Up in the stands, stadium worker James Anderson watched while the media stood around home plate trying to pick an MVP for the fantasy game. Anderson brushed cobwebs from a seat unused for the last 40 days. "You know," he said, shaking his head, "it still don't beat the real thing."
HEEEEERE'S JOHN Y!
John Y. Brown may be better known outside his home state for peddling Kentucky Fried Chicken, folding the ABA Kentucky Colonels, trading the NBA Buffalo Braves to San Diego, severely crippling the Boston Celtics before selling them, and marrying the beauteous Phyllis George, than he is for being governor of Kentucky.
And now the fast-food entrepreneur turned sports-owner turned politician has taken it upon himself to turn around the University of Kentucky football team, which has suffered three straight losing seasons, 12 in the last 15, and 16 in the last 30. Not that losing has been the only thing.
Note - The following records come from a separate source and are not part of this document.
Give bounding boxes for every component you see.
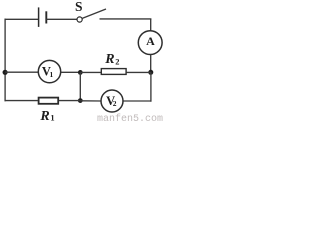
wire: R2 to D1 [126,71,150,73]
svg-text:S: S [75,0,83,14]
wire: right rail down to ammeter [150,19,152,31]
wire: bottom-left (left rail to R1) [5,100,38,102]
battery cell (long plate, positive) [38,7,40,27]
wire: bottom-right corner to V2 [123,100,151,102]
wire: D2 to resistor R2 [80,71,101,73]
wire: ammeter down to node D1 [150,54,152,72]
resistor R1 box [39,98,59,104]
ammeter A [138,31,162,55]
switch S pivot circle [77,17,82,22]
wire: R1 to D4 [59,100,80,102]
node D4 (bottom wire / branch junction) [78,98,83,103]
node D2 (V1 row / vertical branch junction) [78,70,83,75]
wire: right rail D1 down to bottom-right corner [150,72,152,101]
voltmeter V2 [101,90,123,112]
node D3 (left rail / V1 row junction) [3,70,8,75]
svg-text:R: R [39,109,49,123]
wire: switch to top-right corner [100,18,152,20]
svg-text:1: 1 [50,113,54,123]
svg-text:2: 2 [115,56,119,66]
voltmeter V1 [38,60,60,82]
node D1 (right rail / R2 row junction) [148,70,153,75]
svg-text:manfen5.com: manfen5.com [97,113,163,123]
wire: top-left horizontal (battery to left rail) [5,18,39,20]
switch S blade [82,9,106,18]
wire: battery to switch pivot [46,18,77,20]
wire: vertical branch D2 to D4 [79,72,81,100]
wire: D4 to V2 [80,100,101,102]
wire: V1 to node D2 [61,71,81,73]
wire: D3 to voltmeter V1 [5,71,38,73]
svg-text:2: 2 [113,99,117,108]
svg-text:A: A [146,34,155,48]
resistor R2 box [101,69,126,75]
battery cell (short plate, negative) [45,11,47,23]
left rail [4,19,6,102]
svg-text:1: 1 [50,70,54,79]
svg-text:R: R [104,52,114,67]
Rumors of point-shaving, an NCAA probation, and several instances of players being charged with felonies, have turned the Wildcats into something of a cruel state joke. ("Heard that Kentucky went 3-8 last year? Three convictions and eight acquittals.")
Brown decided the problem was Fran Curci, who has coached the Wildcats since 1973, so he quietly set in motion a scheme to replace him—with George Allen, the up-tempo former Los Angeles Ram and Washington Redskin coach, who now happens to work on CBS' pro football telecasts, as does Phyllis George Brown. It just so happened that Brown's plan didn't sit well with the university's president, Otis Singletary.
In an interview last week with Billy Reed of the Louisville Courier-Journal Brown said that his intrusion into university business was part of his job as governor—ensuring that the state has a positive image in all areas, including football. "A losing team for 30 years isn't good for the state," Brown said. He insisted that his displeasure with Curci has nothing to do with Curci's refusal to support Brown during Brown's 1979 gubernatorial campaign. "I like Fran," said Brown. "I just don't like his program."